Optimizing a Hyaluronic Acid-Based Hydrogel for Delivery of Neural Progenitor Cells for Ischemic Stroke Treatment

Stroke is one of the leading causes of disability and mortality worldwide. A stroke occurs when brain tissue is locally deprived of oxygen and nutrients through ischemic or hemorrhagic stroke. Current treatment options for stroke patients aim to restore blood flow to brain tissue within a brief therapeutic time window. As a result of the limited time span of reperfusion, the only remaining treatment option for 90% of stroke patients is rehabilitation, with no currently approved treatments to regenerate and replace damaged tissue. Preclinical studies have shown promising results after cell transplantation in stroke models, yet, cell survival remains poor. Delivering cells in a compatible and suitable delivery vehicle could enhance cell survival and improve stroke outcomes.

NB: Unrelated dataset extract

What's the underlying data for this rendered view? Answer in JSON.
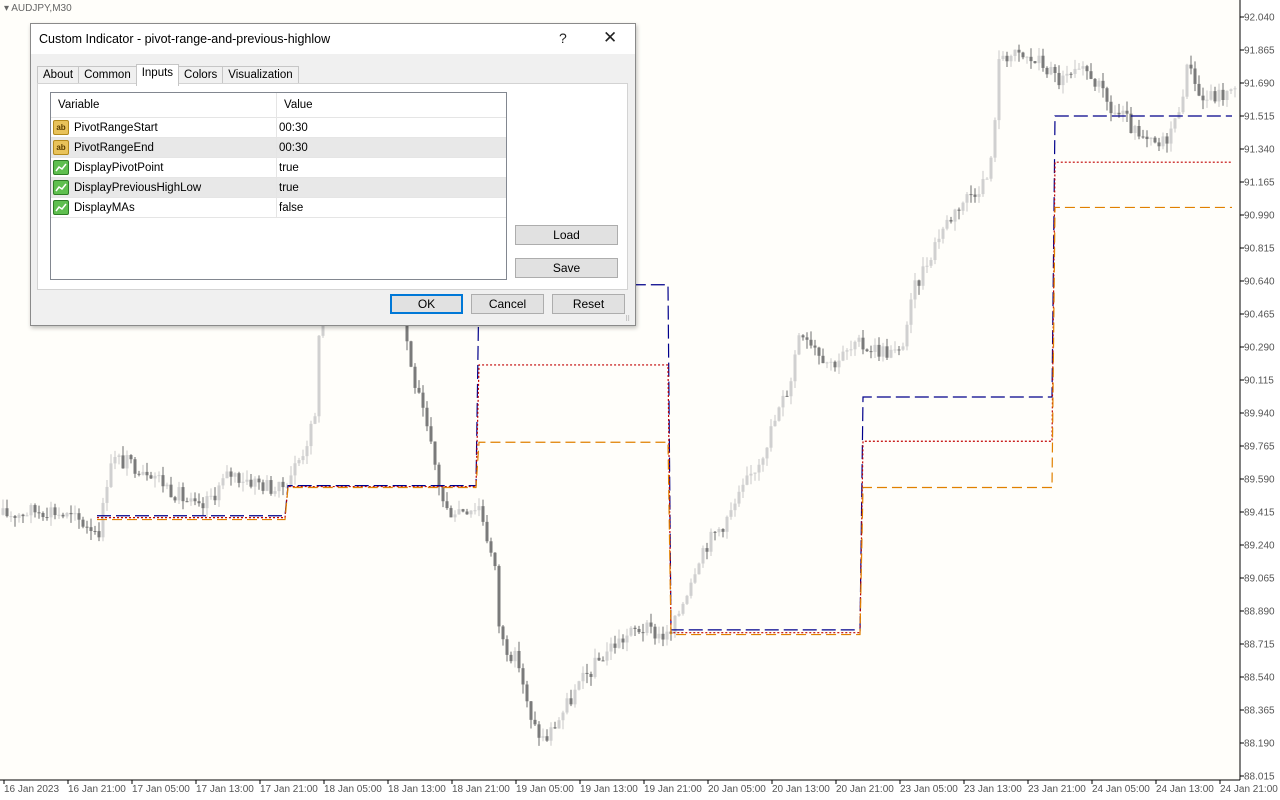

Hyaluronic Acid (HA), a primary component of the brain extracellular matrix (ECM), is an ideal candidate for cell delivery to the brain of stroke patients. HA-based self-polymerizing hydrogels serve as a platform for the adhesion of structural motifs and a depot release for growth factors to promote transplant stem cell survival and differentiation of human neural progenitor cells (iPS-NPCs). Moreover, HA hydrogels are a biocompatible and biodegradable material that degrades as encapsulated cells move within the gel.

Here, we synthesized a defined, biomimetic hydrogel composed of HA and a 4-arm Poly(ethylene glycol) (PEG) crosslinker using oxyamine chemistry to ensure tunability of the resulting HA-PEG hydrogel. The physical properties of the gel were assessed through rheology and optimized by changing the ratios of the gel components. The gel was further optimized by the incorporation of the cell-adhesion peptide PHSRN-RGD. Peptide concentration was evaluated using a fluorometric assay.

To assess the feasibility of the gels, human iPSC-derived neural progenitor cells (NPCs) were encapsulated in the optimized HA-PEG hydrogels and cultured for 5 days in vitro. Cells were then stained and imaged using confocal microscopy to assess cell viability and distribution throughout the gel. The stability of the HA-PEG hydrogel was tested in the absence or presence of the HA-degrading enzyme hyaluronidase.

Current work involves further optimization of the hydrogel with the laminin-derivatives IKVAV and YIGSR peptides, which have been shown to enhance attachment and neuronal differentiation. Overall, the results of this study will enable the delivery of NPCs in the optimized hydrogel in preclinical studies.